Diese Entdeckung - denn so ist der positive Prozeß unserer Überlegungen - lehrt uns einige Prinzipien, von denen wir niemals abweichen dürfen. Zunächst klärt sie uns auf über die ursprüngliche Natur des Friedens: der Friede ist ganz und gar eine Idee. Er ist ein wesentlicher Leitsatz, ein geistiger Schatz. Der Friede muß erwachsen aus einer fundamentalen und geistlichen Auffassung des Menschheitsbegriffes: die Menschheit muß befriedet sein, d. h. geeint, unter sich verbunden, solidarisch in der Tiefe ihres Seins. Das Fehlen dieser tiefgreifenden Auffassung war und ist noch jetzt der tiefere Ursprung der Heimsuchungen, die im Ablauf der Geschichte Verwüstungen angerichtet haben. Das Ringen der Menschen untereinander als eine strukturelle Forderung der Gesellschaft aufzufassen stellt nicht nur einen optischphilosophischen Irrtum dar, sondern ein potenzielles und dauerndes Vergehen gegen die Menschheit. Die Zivilisation muß sich endlich freimachen von dem alten, abergläubigen und immer wirksamen trügerischen Satz: homo homini lupus. Er setzt sich durch von Kain herauf bis in unsere Tage. Der Mensch von heute muß den moralischen und prophetischen Mut aufbringen, sich von dieser angeborenen Wildheit freizumachen und zur Schlußfolgerung gelangen, daß es eben die Idee des Friedens ist, die wesentlich naturgegeben, notwendig, verpflichtend und deshalb möglich ist. Man muß von nun an an die Menschheit, an die Geschichte, an die Arbeit, an die Politik, an die Kultur und an den Fortschritt denken in ihrer Hinordnung auf den Frieden.

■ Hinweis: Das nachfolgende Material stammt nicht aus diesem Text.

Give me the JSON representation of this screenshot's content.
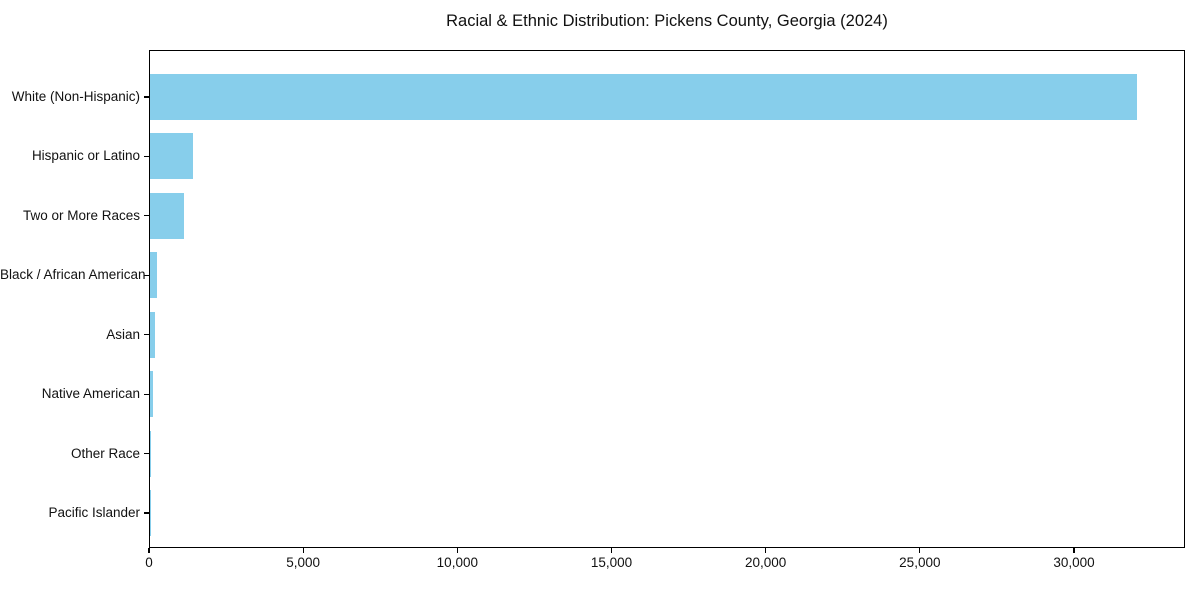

Was aber gilt diese geistige, subjektive, innere und persönliche Idee? Welchen Wert hat sie, die so wehrlos, so fern von dem erlebten, wirkungsvollen und großartigen Geschehen unserer Geschichte ist? Wir müssen leider nach und nach, da die tragische Erfahrung des letzten Weltkrieges aus der Erinnerung schwindet, zwischen den Nationen und in der politischen Dialektik der Gesellschaft eine sich verschärfende, auf Streit ausgerichtete Haltung feststellen. Das Kriegspotential und die Kampfmittel haben sich im Vergleich zu denen, über die die Menschheit vor den Weltkriegen verfügte, nicht vermindert, sondern sind beachtlich angewachsen. Seht ihr nicht, kann uns irgendein Beobachter entgegenhalten, daß sich die Welt auf Konflikte hinbewegt, die noch furchtbarer und schrecklicher als die von gestern sind? Seht ihr nicht die geringe Wirkung der Friedenspropaganda und den mangelnden Einfluß der internationalen Institutionen, die sich während der Zeit der Konvaleszenz der durch die Weltkriege blutüberströmten und erschöpften Welt gebildet haben? Wohin geht die Welt?

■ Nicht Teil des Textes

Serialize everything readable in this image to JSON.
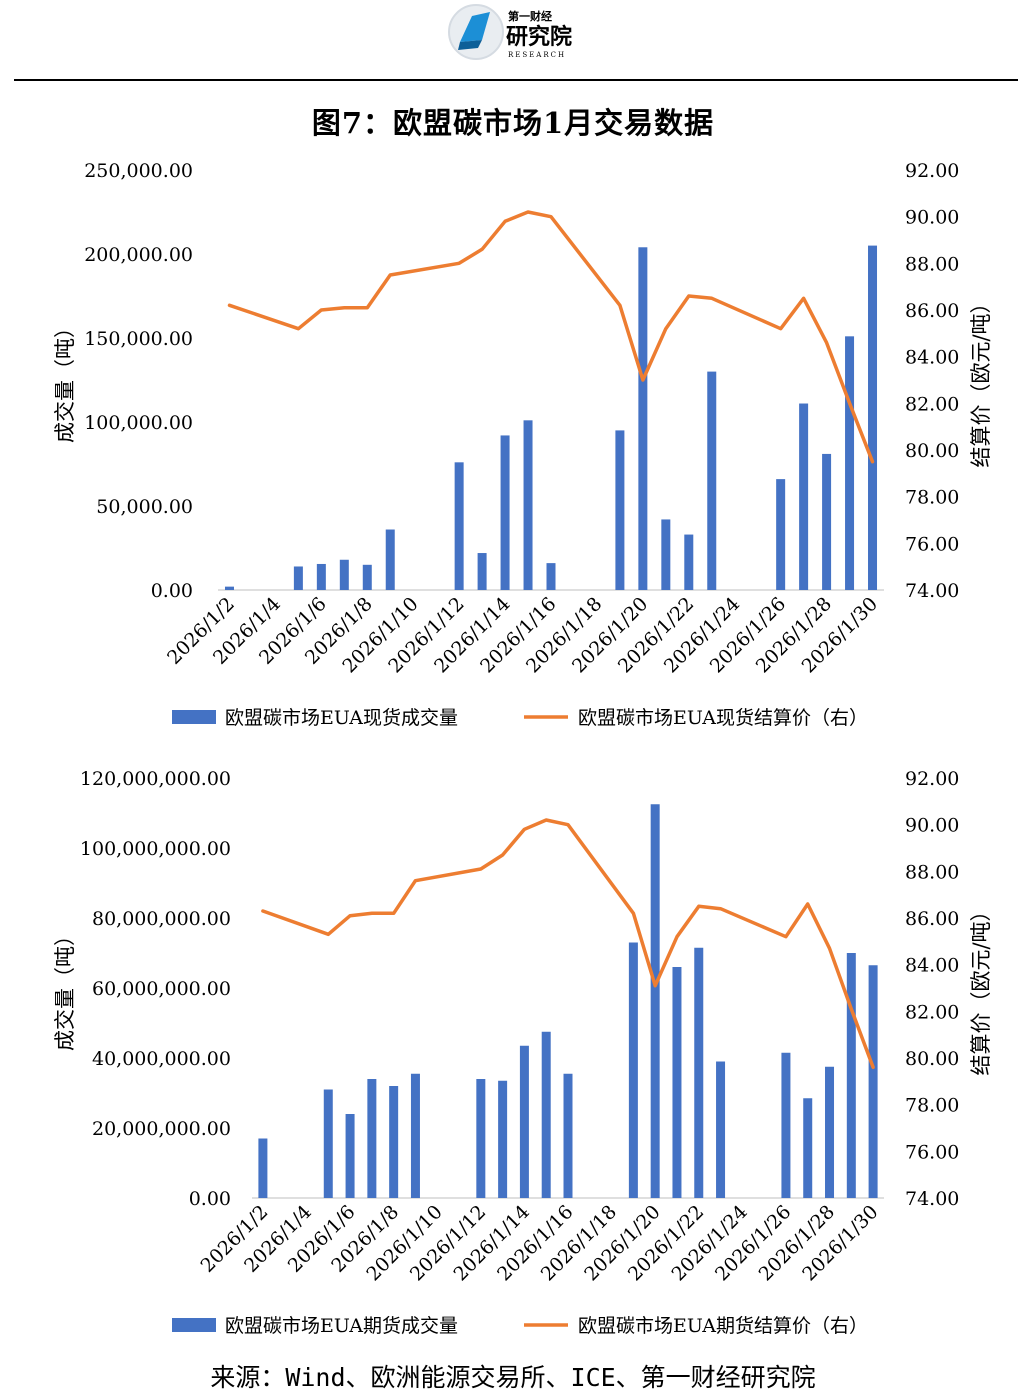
{
  "header": {
    "logo_text_top": "第一财经",
    "logo_text_main": "研究院",
    "logo_text_sub": "RESEARCH"
  },
  "title": "图7：欧盟碳市场1月交易数据",
  "source": "来源：Wind、欧洲能源交易所、ICE、第一财经研究院",
  "colors": {
    "bar": "#4472C4",
    "line": "#ED7D31"
  },
  "chart_data": [
    {
      "type": "bar",
      "xlabels": [
        "2026/1/2",
        "2026/1/4",
        "2026/1/6",
        "2026/1/8",
        "2026/1/10",
        "2026/1/12",
        "2026/1/14",
        "2026/1/16",
        "2026/1/18",
        "2026/1/20",
        "2026/1/22",
        "2026/1/24",
        "2026/1/26",
        "2026/1/28",
        "2026/1/30"
      ],
      "left_axis": {
        "label": "成交量（吨）",
        "ticks": [
          "0.00",
          "50,000.00",
          "100,000.00",
          "150,000.00",
          "200,000.00",
          "250,000.00"
        ],
        "range": [
          0,
          250000
        ]
      },
      "right_axis": {
        "label": "结算价（欧元/吨）",
        "ticks": [
          "74.00",
          "76.00",
          "78.00",
          "80.00",
          "82.00",
          "84.00",
          "86.00",
          "88.00",
          "90.00",
          "92.00"
        ],
        "range": [
          74,
          92
        ]
      },
      "bar_series": {
        "name": "欧盟碳市场EUA现货成交量",
        "days": [
          2,
          5,
          6,
          7,
          8,
          9,
          12,
          13,
          14,
          15,
          16,
          19,
          20,
          21,
          22,
          23,
          26,
          27,
          28,
          29,
          30
        ],
        "values": [
          2000,
          14000,
          15500,
          18000,
          15000,
          36000,
          76000,
          22000,
          92000,
          101000,
          16000,
          95000,
          204000,
          42000,
          33000,
          130000,
          66000,
          111000,
          81000,
          151000,
          205000
        ]
      },
      "line_series": {
        "name": "欧盟碳市场EUA现货结算价（右）",
        "days": [
          2,
          5,
          6,
          7,
          8,
          9,
          12,
          13,
          14,
          15,
          16,
          19,
          20,
          21,
          22,
          23,
          26,
          27,
          28,
          29,
          30
        ],
        "values": [
          86.2,
          85.2,
          86.0,
          86.1,
          86.1,
          87.5,
          88.0,
          88.6,
          89.8,
          90.2,
          90.0,
          86.2,
          83.0,
          85.2,
          86.6,
          86.5,
          85.2,
          86.5,
          84.6,
          82.0,
          79.5
        ]
      }
    },
    {
      "type": "bar",
      "xlabels": [
        "2026/1/2",
        "2026/1/4",
        "2026/1/6",
        "2026/1/8",
        "2026/1/10",
        "2026/1/12",
        "2026/1/14",
        "2026/1/16",
        "2026/1/18",
        "2026/1/20",
        "2026/1/22",
        "2026/1/24",
        "2026/1/26",
        "2026/1/28",
        "2026/1/30"
      ],
      "left_axis": {
        "label": "成交量（吨）",
        "ticks": [
          "0.00",
          "20,000,000.00",
          "40,000,000.00",
          "60,000,000.00",
          "80,000,000.00",
          "100,000,000.00",
          "120,000,000.00"
        ],
        "range": [
          0,
          120000000
        ]
      },
      "right_axis": {
        "label": "结算价（欧元/吨）",
        "ticks": [
          "74.00",
          "76.00",
          "78.00",
          "80.00",
          "82.00",
          "84.00",
          "86.00",
          "88.00",
          "90.00",
          "92.00"
        ],
        "range": [
          74,
          92
        ]
      },
      "bar_series": {
        "name": "欧盟碳市场EUA期货成交量",
        "days": [
          2,
          5,
          6,
          7,
          8,
          9,
          12,
          13,
          14,
          15,
          16,
          19,
          20,
          21,
          22,
          23,
          26,
          27,
          28,
          29,
          30
        ],
        "values": [
          17000000,
          31000000,
          24000000,
          34000000,
          32000000,
          35500000,
          34000000,
          33500000,
          43500000,
          47500000,
          35500000,
          73000000,
          112500000,
          66000000,
          71500000,
          39000000,
          41500000,
          28500000,
          37500000,
          70000000,
          66500000
        ]
      },
      "line_series": {
        "name": "欧盟碳市场EUA期货结算价（右）",
        "days": [
          2,
          5,
          6,
          7,
          8,
          9,
          12,
          13,
          14,
          15,
          16,
          19,
          20,
          21,
          22,
          23,
          26,
          27,
          28,
          29,
          30
        ],
        "values": [
          86.3,
          85.3,
          86.1,
          86.2,
          86.2,
          87.6,
          88.1,
          88.7,
          89.8,
          90.2,
          90.0,
          86.2,
          83.1,
          85.2,
          86.5,
          86.4,
          85.2,
          86.6,
          84.7,
          82.1,
          79.6
        ]
      }
    }
  ]
}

Bereitet sie sich nicht auf noch katastrophalere und verabscheuungswürdigere Konflikte vor? Leider! Wir müßten vor solch bedrängenden und grausamen Schlußfolgerungen verstummen wie vor einem aussichtslosen Verhängnis! Aber nein! Sind denn auch wir blind und töricht? Nein, Brüder! Wir sind uns dessen sicher, daß unsere Sache, die Sache des Friedens, sich als stärker erweisen muß. Erstens, weil sie, die Idee des Friedens, trotz des Wahnsinns der entgegengesetzten Politik, in den Überlegungen aller verantwortlichen Menschen bereits den Sieg davongetragen hat. Wir haben Vertrauen in ihre heutige kluge Umsicht und große Geschicklichkeit: keine Regierung eines Volkes kann heute noch den Krieg wollen; alle streben nach dem allgemeinen Frieden der Welt. Das ist etwas Außerordentliches! Wir wagen, sie zu beschwören, niemals mehr ihr oder vielmehr das gemeinsame Friedensprogramm aufzugeben!

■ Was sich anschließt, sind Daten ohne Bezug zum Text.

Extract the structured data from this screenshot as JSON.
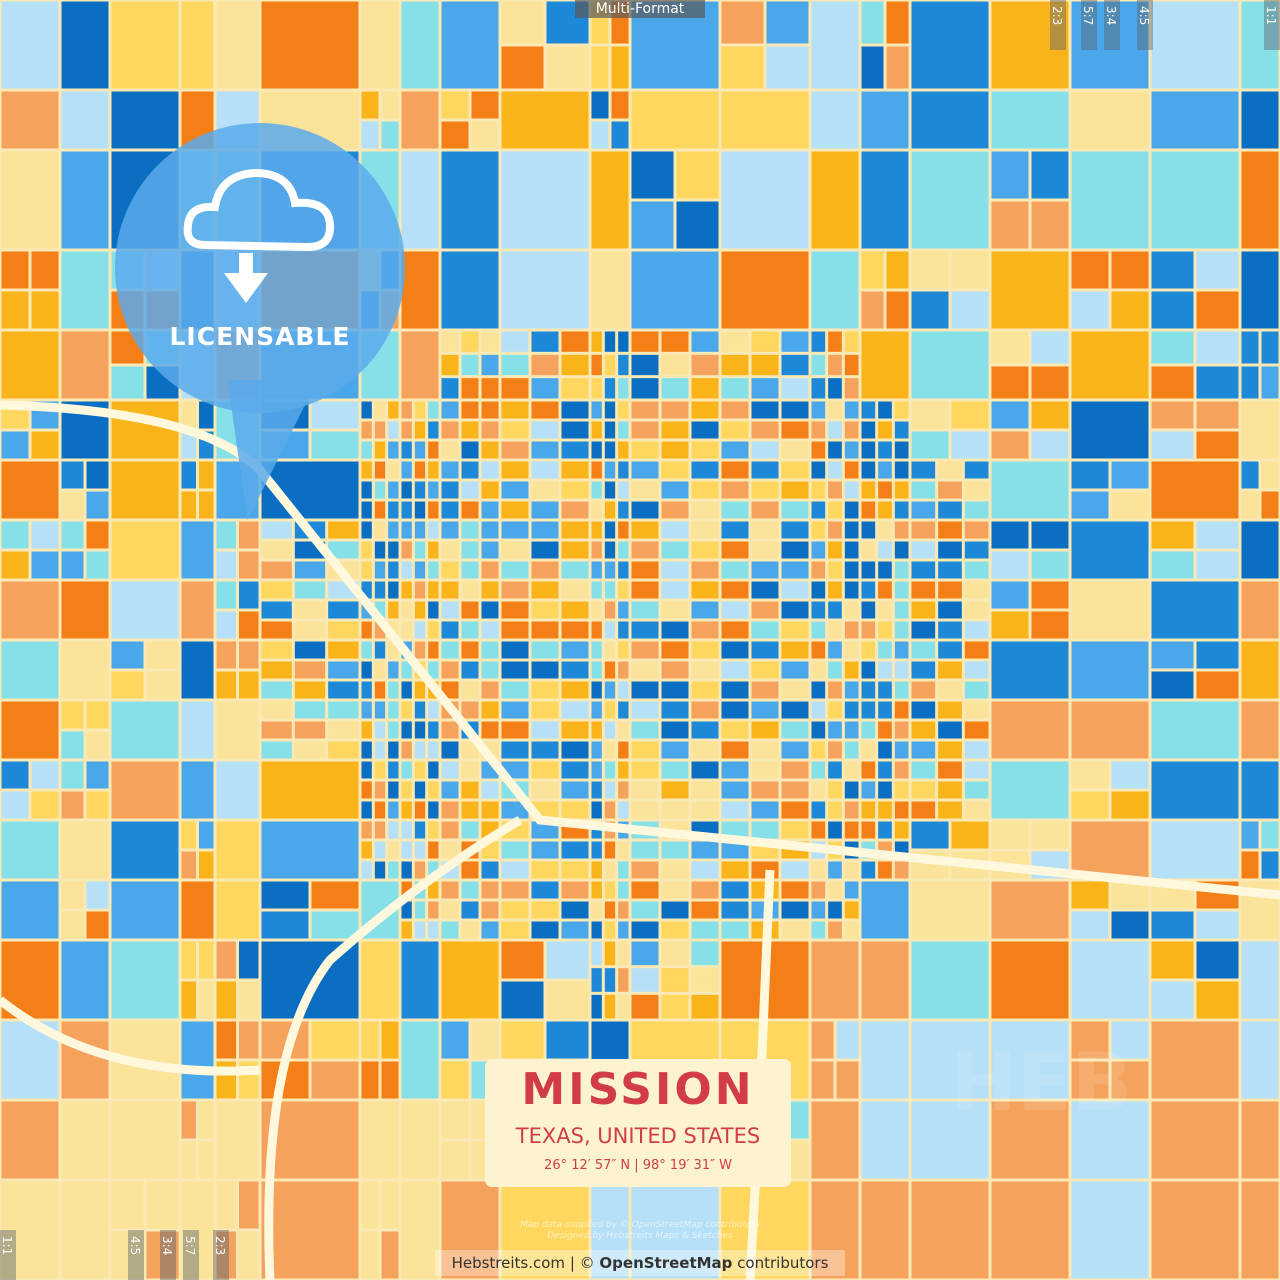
{
  "header": {
    "format_label": "Multi-Format"
  },
  "aspect_ratios_top": [
    "2:3",
    "5:7",
    "3:4",
    "4:5",
    "1:1"
  ],
  "aspect_ratios_bottom": [
    "1:1",
    "4:5",
    "3:4",
    "5:7",
    "2:3"
  ],
  "badge": {
    "label": "LICENSABLE",
    "icon": "cloud-download-icon"
  },
  "title": {
    "city": "MISSION",
    "region": "TEXAS, UNITED STATES",
    "coordinates": "26°  12′  57″ N  |  98°  19′  31″ W"
  },
  "credit": {
    "line1": "Map data supplied by © OpenStreetMap contributors",
    "line2": "Designed by Hebstreits Maps & Sketches"
  },
  "attribution": {
    "site": "Hebstreits.com",
    "separator": " | © ",
    "osm": "OpenStreetMap",
    "suffix": " contributors"
  },
  "watermark": "HEB",
  "palette": [
    "#0a6fc2",
    "#1e88d8",
    "#4aa8ea",
    "#b5e0f7",
    "#86e0e8",
    "#ffd75e",
    "#fbe39a",
    "#f9b41a",
    "#f57f17",
    "#f5a25d"
  ],
  "road_color": "#fff8dc",
  "title_color": "#d23c46"
}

Zweitens. Es sind vor allem und noch vor den Sonderinteressen die Ideen, die die Welt leiten, trotz dem entgegengesetzten äußeren Anschein. Wenn die Friedensidee wirklich die Herzen der Menschen gewinnt, so ist der Friede gerettet; ja noch mehr, er wird die Menschen retten. Es ist überflüssig, daß wir in dieser unserer Rede Worte darauf verwenden, um den mächtigen Einfluß der Idee nachzuweisen, die geistiger Besitz des Volkes, d. h. der öffentlichen Meinung geworden ist; sie ist heute die Königin, die in Wirklichkeit die Völker regiert; ihr unwägbarer Einfluß prägt und führt sie; und schließlich sind es die Völker, d. h. die wirksame öffentliche Meinung, die die Regierenden regiert.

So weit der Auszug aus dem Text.